The Immediacy Of Our Moment


I enjoy occasionally reading history. Encountering just how our predecessors lived and pursued their dreams or avoided their nightmares. In contrast to our experience today, what always stands out is the lack of immediacy historically.





Letters from family would take weeks to be delivered. Journeys across seas would take months. Snap decisions appear rare. Meals took longer and the way of life was slow. Historically, for a long time in the story of humanity, slowness dominates.





The age we dwell in now is quite different. We expect immediacy. Food is fast. Letters arrive instantaneously. Crossing oceans takes hours not months. Order something from one side of the world and you can usually receive it within two days. I was struck by this over the weekend waiting for someone to respond to a text message and conversely, waiting to replay to someone else's text.





I am thankful for the immediacy of our moment, most of the time. When I want a quick response or book from a thrift store in Texas. But I have been thinking through how the embrace of immediacy has ruined us for a pandemic. How, because we don't seem capable to wait, we run amok with the time we have. We get restless, despondent even.
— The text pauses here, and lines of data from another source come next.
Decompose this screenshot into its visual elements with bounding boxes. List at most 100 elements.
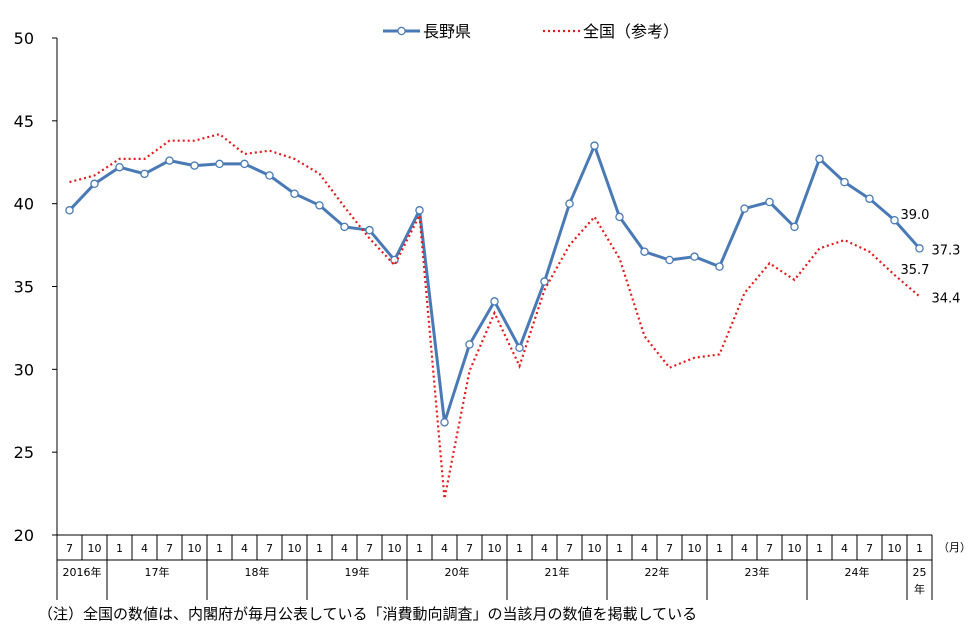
x-tick-label: 1 (816, 542, 823, 555)
data-point (140, 169, 149, 179)
year-label: 18年 (245, 565, 270, 579)
year-label: 24年 (845, 565, 870, 579)
data-point (690, 252, 699, 261)
data-point (740, 204, 749, 213)
year-label: 2016年 (63, 565, 102, 579)
x-tick-label: 4 (441, 542, 448, 555)
data-point (465, 340, 474, 349)
x-tick-label: 1 (916, 542, 923, 555)
x-tick-label: 4 (641, 542, 648, 555)
x-tick-label: 4 (741, 542, 748, 555)
data-point (265, 171, 274, 180)
legend-label: 全国（参考） (583, 22, 679, 41)
data-point (515, 343, 524, 353)
x-tick-label: 10 (788, 542, 802, 555)
x-axis-ticks: 7 10 1 4 7 10 1 4 7 10 1 4 7 10 1 4 7 10 1 4 7 10 1 4 7 10 1 4 7 10 1 4… (56, 535, 971, 600)
data-point (815, 154, 824, 164)
x-tick-label: 4 (141, 542, 148, 555)
data-point (640, 247, 649, 256)
data-point (65, 206, 74, 215)
year-label: 17年 (145, 565, 170, 579)
data-point (490, 297, 499, 306)
x-tick-label: 1 (116, 542, 123, 555)
x-tick-label: 7 (166, 542, 173, 555)
legend-marker (397, 26, 406, 36)
x-tick-label: 7 (566, 542, 573, 555)
data-point (565, 199, 574, 208)
data-point (290, 189, 299, 198)
data-point (440, 418, 449, 427)
year-label-suffix: 年 (914, 582, 925, 596)
series-nagano (65, 141, 924, 427)
x-tick-label: 10 (388, 542, 402, 555)
x-tick-label: 7 (766, 542, 773, 555)
series-layer (65, 132, 924, 499)
x-tick-label: 10 (488, 542, 502, 555)
year-label: 22年 (645, 565, 670, 579)
data-point (665, 255, 674, 265)
y-tick-label: 40 (14, 195, 34, 214)
x-tick-label: 4 (341, 542, 348, 555)
series-line (68, 144, 921, 424)
data-point (790, 222, 799, 232)
data-label: 34.4 (932, 291, 961, 306)
x-tick-label: 10 (88, 542, 102, 555)
x-tick-label: 10 (688, 542, 702, 555)
data-point (315, 201, 324, 210)
y-tick-label: 30 (14, 360, 34, 379)
data-point (240, 159, 249, 169)
data-point (715, 262, 724, 271)
x-tick-label: 7 (666, 542, 673, 555)
legend-label: 長野県 (423, 22, 471, 41)
y-tick-label: 35 (14, 278, 34, 297)
data-point (840, 177, 849, 187)
year-label: 19年 (345, 565, 370, 579)
data-label: 37.3 (932, 243, 961, 258)
year-label: 25 (913, 566, 927, 579)
x-tick-label: 1 (516, 542, 523, 555)
y-tick-label: 25 (14, 443, 34, 462)
month-unit-label: （月） (938, 541, 971, 554)
x-tick-label: 4 (841, 542, 848, 555)
x-tick-label: 4 (541, 542, 548, 555)
y-axis-ticks: 20 25 30 35 40 45 50 (14, 29, 57, 545)
data-point (590, 141, 599, 150)
x-tick-label: 1 (616, 542, 623, 555)
x-tick-label: 10 (288, 542, 302, 555)
x-tick-label: 7 (466, 542, 473, 555)
x-tick-label: 7 (366, 542, 373, 555)
x-tick-label: 7 (66, 542, 73, 555)
data-point (765, 197, 774, 207)
data-point (115, 162, 124, 172)
legend-item-nagano: 長野県 (383, 22, 471, 41)
y-tick-label: 50 (14, 29, 34, 48)
year-label: 20年 (445, 565, 470, 579)
legend-item-national: 全国（参考） (543, 22, 679, 41)
y-tick-label: 45 (14, 112, 34, 131)
data-point (390, 255, 399, 265)
x-tick-label: 4 (241, 542, 248, 555)
data-point (915, 244, 924, 253)
year-label: 23年 (745, 565, 770, 579)
data-point (215, 159, 224, 169)
series-national (69, 132, 921, 499)
data-point (615, 212, 624, 222)
x-tick-label: 10 (888, 542, 902, 555)
data-labels: 39.0 37.335.734.4 (901, 208, 961, 306)
data-label: 39.0 (901, 208, 930, 223)
x-tick-label: 10 (188, 542, 202, 555)
data-point (90, 179, 99, 189)
legend: 長野県 全国（参考） (383, 22, 679, 41)
data-point (415, 206, 424, 215)
x-tick-label: 10 (588, 542, 602, 555)
data-point (165, 156, 174, 165)
data-point (340, 222, 349, 232)
data-point (865, 194, 874, 203)
x-tick-label: 1 (316, 542, 323, 555)
data-point (890, 215, 899, 225)
axes (56, 38, 932, 600)
footnote: （注）全国の数値は、内閣府が毎月公表している「消費動向調査」の当該月の数値を掲載… (38, 605, 698, 623)
data-label: 35.7 (901, 263, 930, 278)
x-tick-label: 1 (416, 542, 423, 555)
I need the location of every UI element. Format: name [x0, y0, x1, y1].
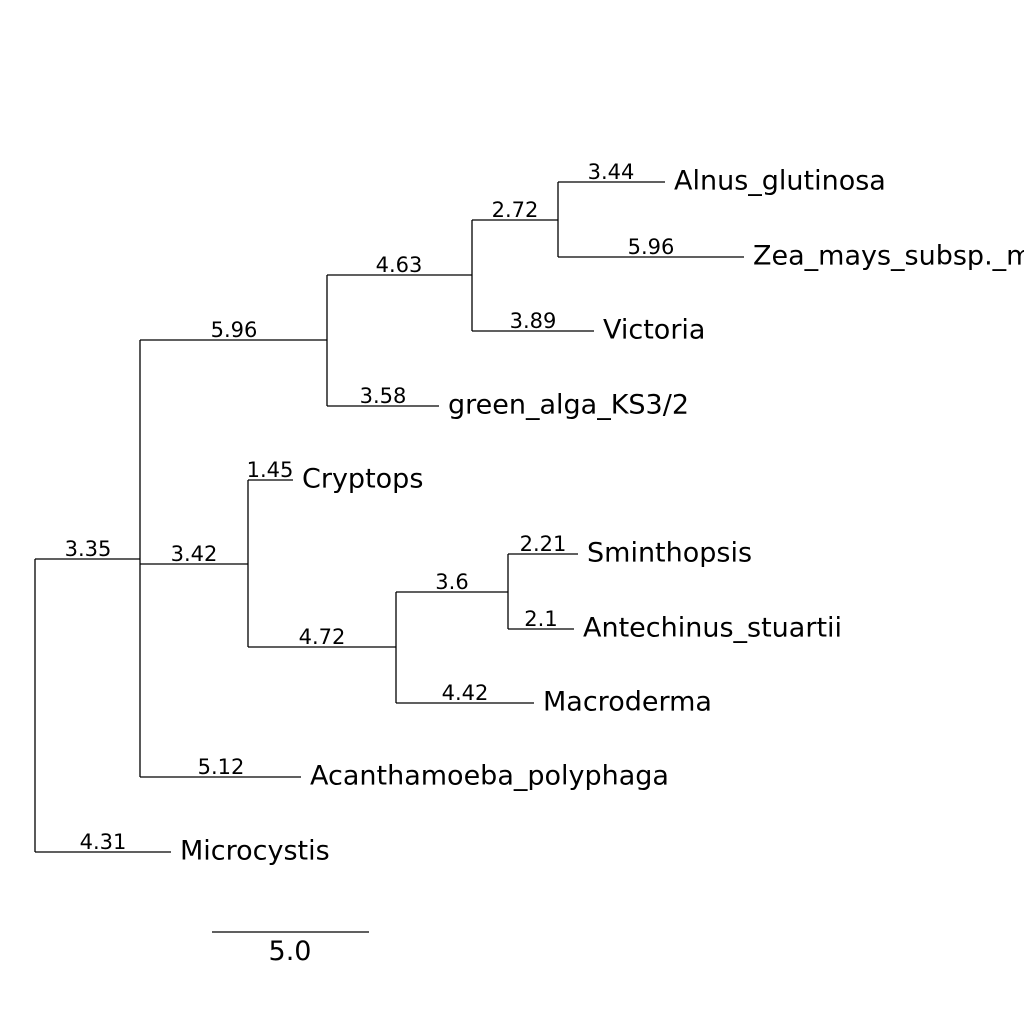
leaf-label-macroderma: Macroderma	[543, 687, 712, 718]
branch-length-macroderma: 4.42	[442, 681, 489, 705]
leaf-label-microcystis: Microcystis	[180, 836, 330, 867]
branch-length-mammal-clade: 4.72	[299, 625, 346, 649]
branch-length-antechinus: 2.1	[524, 607, 557, 631]
leaf-label-victoria: Victoria	[603, 315, 705, 346]
branch-length-victoria: 3.89	[510, 309, 557, 333]
tree-branches	[34, 181, 744, 853]
leaf-label-acanthamoeba: Acanthamoeba_polyphaga	[310, 761, 669, 792]
branch-length-labels: 3.44 5.96 3.89 3.58 1.45 2.21 2.1 4.42 5…	[65, 160, 675, 854]
branch-length-marsupial-clade: 3.6	[435, 570, 468, 594]
branch-length-alnus: 3.44	[588, 160, 635, 184]
branch-length-upper-clade: 5.96	[211, 318, 258, 342]
leaf-label-green-alga: green_alga_KS3/2	[448, 390, 689, 421]
branch-length-cryptops: 1.45	[247, 458, 294, 482]
branch-length-alnus-zea-clade: 2.72	[492, 198, 539, 222]
branch-length-cryptops-mammal-clade: 3.42	[171, 542, 218, 566]
leaf-labels: Alnus_glutinosa Zea_mays_subsp._mays Vic…	[180, 166, 1024, 867]
branch-length-sminthopsis: 2.21	[520, 532, 567, 556]
leaf-label-cryptops: Cryptops	[302, 464, 423, 495]
branch-length-acanthamoeba: 5.12	[198, 755, 245, 779]
branch-length-microcystis: 4.31	[80, 830, 127, 854]
branch-length-zea: 5.96	[628, 235, 675, 259]
leaf-label-zea: Zea_mays_subsp._mays	[753, 241, 1024, 272]
leaf-label-antechinus: Antechinus_stuartii	[583, 613, 842, 644]
leaf-label-sminthopsis: Sminthopsis	[587, 538, 752, 569]
scale-bar: 5.0	[212, 931, 369, 967]
leaf-label-alnus: Alnus_glutinosa	[674, 166, 886, 197]
branch-length-main-clade: 3.35	[65, 537, 112, 561]
scale-bar-label: 5.0	[269, 936, 312, 967]
branch-length-green-alga: 3.58	[360, 384, 407, 408]
branch-length-plant-clade: 4.63	[376, 253, 423, 277]
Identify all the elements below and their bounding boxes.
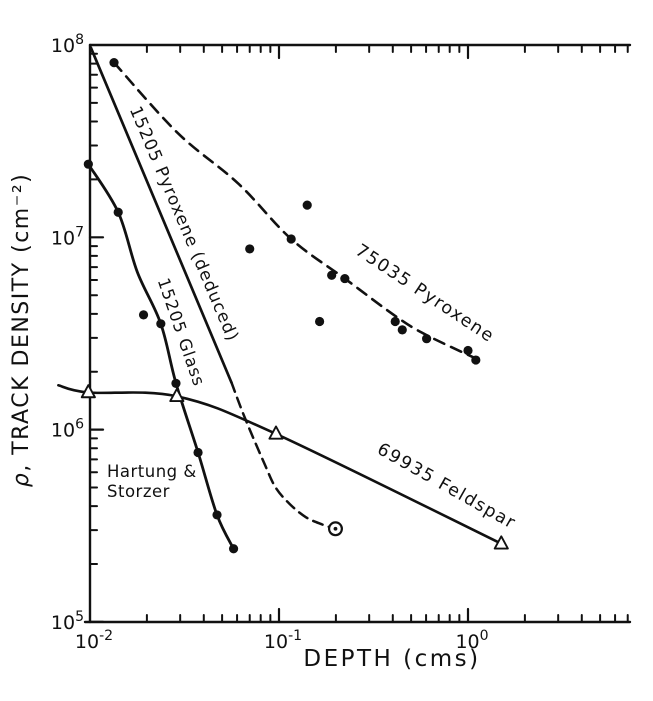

Now, I am not making a statement about schedules for the return to life as it was. I too want to meet with friends, see commerce thrive, and for the love, gather as the church! But I also want to protect my neighbors (and my children), and have determined to let my pro-life views extend to all corners.





But it is still frustrating to wait.





That frustration is teaching us something. Especially for the Christian. It is teaching us of transformation and one key area for it. Our patience.





This is the exhortation from James: "Be patient, therefore, brothers, until the coming of the Lord. See how the farmer waits for the precious fruit of the earth, being patient about it, until it receives the early and the late rains. You also, be patient. Establish your hearts, for the coming of the Lord is at hand. Do not grumble against one another, brothers, so that you may not be judged; behold, the Judge is standing at the door. As an example of suffering and patience, brothers, take the prophets who spoke in the name of the Lord. Behold, we consider those blessed who remained steadfast. You have heard of the steadfastness of Job, and you have seen the purpose of the Lord, how the Lord is compassionate and merciful." James 5:7–11 (ESV)





I have an old friend that says "don't pray for patience because God will force it on you." And it kind of has been forced on us (so which one of you was praying for patience?!) Forced or not, with our souls rooted in the future, the coming of Jesus, we are called and equipped to be patient.





Perhaps God is using this moment to teach us to slow down. To transform us into those with established hearts, trusting him with patience. Time rolls on. We will see it through. Because Jesus has seen it through.





Are there things you can "let go of" because you have lost patience in pursuit of immediacy? I have a pretty long list myself. Let's surrender those to Jesus and be settled on him. He carries us through.